働き盛りだったら言わないが、仕事を息子が引き継いでいて、自分はほぼ引退していたときにがんになったので、全部オープンにしている

――このがんになられたことについて、会社の関係とかお仕事の関係の方とかには、どの程度、オープンにしてらっしゃるんですか。

もう全部オープンにしてます。まあ、幸いなことに、その、がんになったときがだいぶ年取ってますから、ほとんどリタイヤしてるわけね、会社を。これが40とか50の働き盛りでね、従業員をたくさん抱えてたときだったら大変だったですよね。結局、銀行関係とかね、そういうのは、あの、黙っとかないと、ね、融資の継続とかそんな問題起こったんでしょうけど。まあ、今もう借金も何もないですから。で、私も半分もうリタイヤして、息子がやってますから、別に私ががんであろうと何も関係ないわけです。

前立腺がんの語り

企業の外部講師をしていた。スケジュールの変更は絶対あってはならない仕事だが、入院日と重なった仕事先だけには事情を伝えて何とかした

スケジュールの変更というのは、僕らの社会では絶対あっては ならないのです。親の葬式に出なくてもスケジュールは守らなきゃいけないのです。それが業界のルールなんですね。
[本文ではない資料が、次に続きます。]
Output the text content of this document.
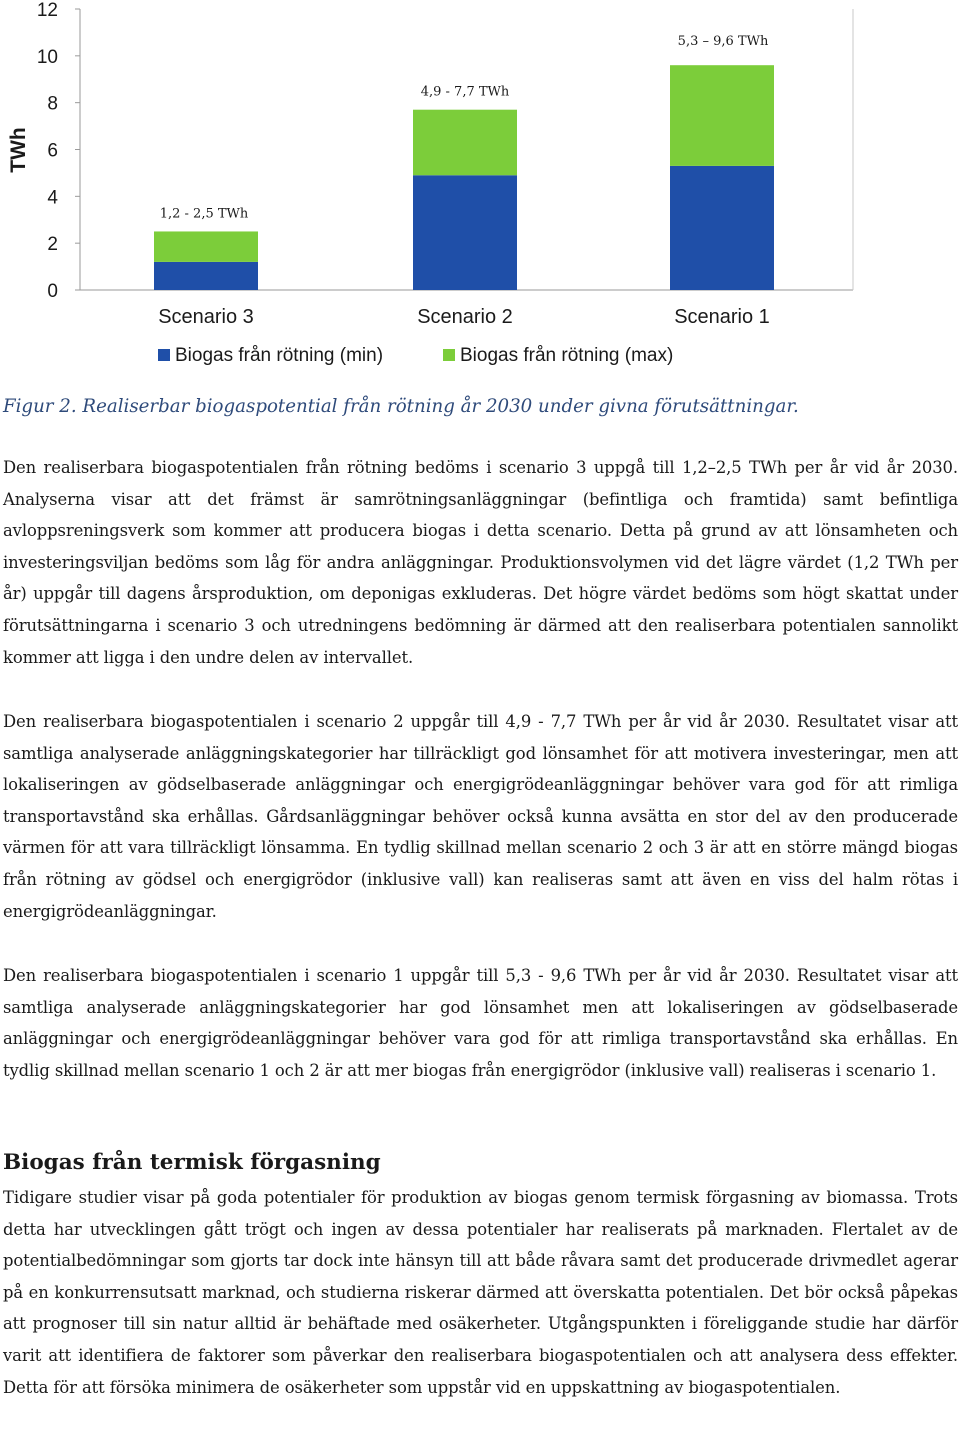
0
2
4
6
8
10
12
TWh
Scenario 3
1,2 - 2,5 TWh
Scenario 2
4,9 - 7,7 TWh
Scenario 1
5,3 – 9,6 TWh
Biogas från rötning (min)	Biogas från rötning (max)

Figur 2. Realiserbar biogaspotential från rötning år 2030 under givna förutsättningar.

Den realiserbara biogaspotentialen från rötning bedöms i scenario 3 uppgå till 1,2–2,5 TWh per år vid år 2030. Analyserna visar att det främst är samrötningsanläggningar (befintliga och framtida) samt befintliga avloppsreningsverk som kommer att producera biogas i detta scenario. Detta på grund av att lönsamheten och investeringsviljan bedöms som låg för andra anläggningar. Produktionsvolymen vid det lägre värdet (1,2 TWh per år) uppgår till dagens årsproduktion, om deponigas exkluderas. Det högre värdet bedöms som högt skattat under förutsättningarna i scenario 3 och utredningens bedömning är därmed att den realiserbara potentialen sannolikt kommer att ligga i den undre delen av intervallet.

Den realiserbara biogaspotentialen i scenario 2 uppgår till 4,9 - 7,7 TWh per år vid år 2030. Resultatet visar att samtliga analyserade anläggningskategorier har tillräckligt god lönsamhet för att motivera investeringar, men att lokaliseringen av gödselbaserade anläggningar och energigrödeanläggningar behöver vara god för att rimliga transportavstånd ska erhållas. Gårdsanläggningar behöver också kunna avsätta en stor del av den producerade värmen för att vara tillräckligt lönsamma. En tydlig skillnad mellan scenario 2 och 3 är att en större mängd biogas från rötning av gödsel och energigrödor (inklusive vall) kan realiseras samt att även en viss del halm rötas i energigrödeanläggningar.

Den realiserbara biogaspotentialen i scenario 1 uppgår till 5,3 - 9,6 TWh per år vid år 2030. Resultatet visar att samtliga analyserade anläggningskategorier har god lönsamhet men att lokaliseringen av gödselbaserade anläggningar och energigrödeanläggningar behöver vara god för att rimliga transportavstånd ska erhållas. En tydlig skillnad mellan scenario 1 och 2 är att mer biogas från energigrödor (inklusive vall) realiseras i scenario 1.

Biogas från termisk förgasning

Tidigare studier visar på goda potentialer för produktion av biogas genom termisk förgasning av biomassa. Trots detta har utvecklingen gått trögt och ingen av dessa potentialer har realiserats på marknaden. Flertalet av de potentialbedömningar som gjorts tar dock inte hänsyn till att både råvara samt det producerade drivmedlet agerar på en konkurrensutsatt marknad, och studierna riskerar därmed att överskatta potentialen. Det bör också påpekas att prognoser till sin natur alltid är behäftade med osäkerheter. Utgångspunkten i föreliggande studie har därför varit att identifiera de faktorer som påverkar den realiserbara biogaspotentialen och att analysera dess effekter. Detta för att försöka minimera de osäkerheter som uppstår vid en uppskattning av biogaspotentialen.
仕事を断ったとか、誰かに交代してくれと言ったときは、その後の仕事はやらないよという意思表示なんですよ。で、ただ、そこに2つだけ入っちゃったんですよね、ちょうどその入院期間中に。というのは、3月末から4月頭って新入社員研修の一番忙しい時期なんです。で、どうしてもかかっちゃうと。で、そこを外すともっとえらいことになっちゃうか ら、どうしてもそこで入院せざるを得ないと。で、やむを得ないもんですから、うん、で、そこだけは誰か、ね、新入社員研修って、幸いなことに交代がきくんで、誰か講師探して代わってもらってくれと。で、ただ、いや、実はがんで手術をするんだ。おれはもう少し生きたいからと。それはもう向こうは何とも言えないわけで、反論しようがないわけですよね。親の葬式ぐらいだったらば、出てこいとなっちゃうんです。「先生、元気でしょ」ということなんですから。約束は果たしてくださいと、契約ですから。それはわれわれの世界の厳しいところなんですよね。家族が入院していても死に目に会えなかったという事例はたくさんあるんです。われわれの仕事の中では。あの、まあ、そういう最後ぎりぎりのところですよね、うん。で、その2人だけはね、というのは、その間に入った営業会社と向こうの社長にだけは言わざるを得なかったと。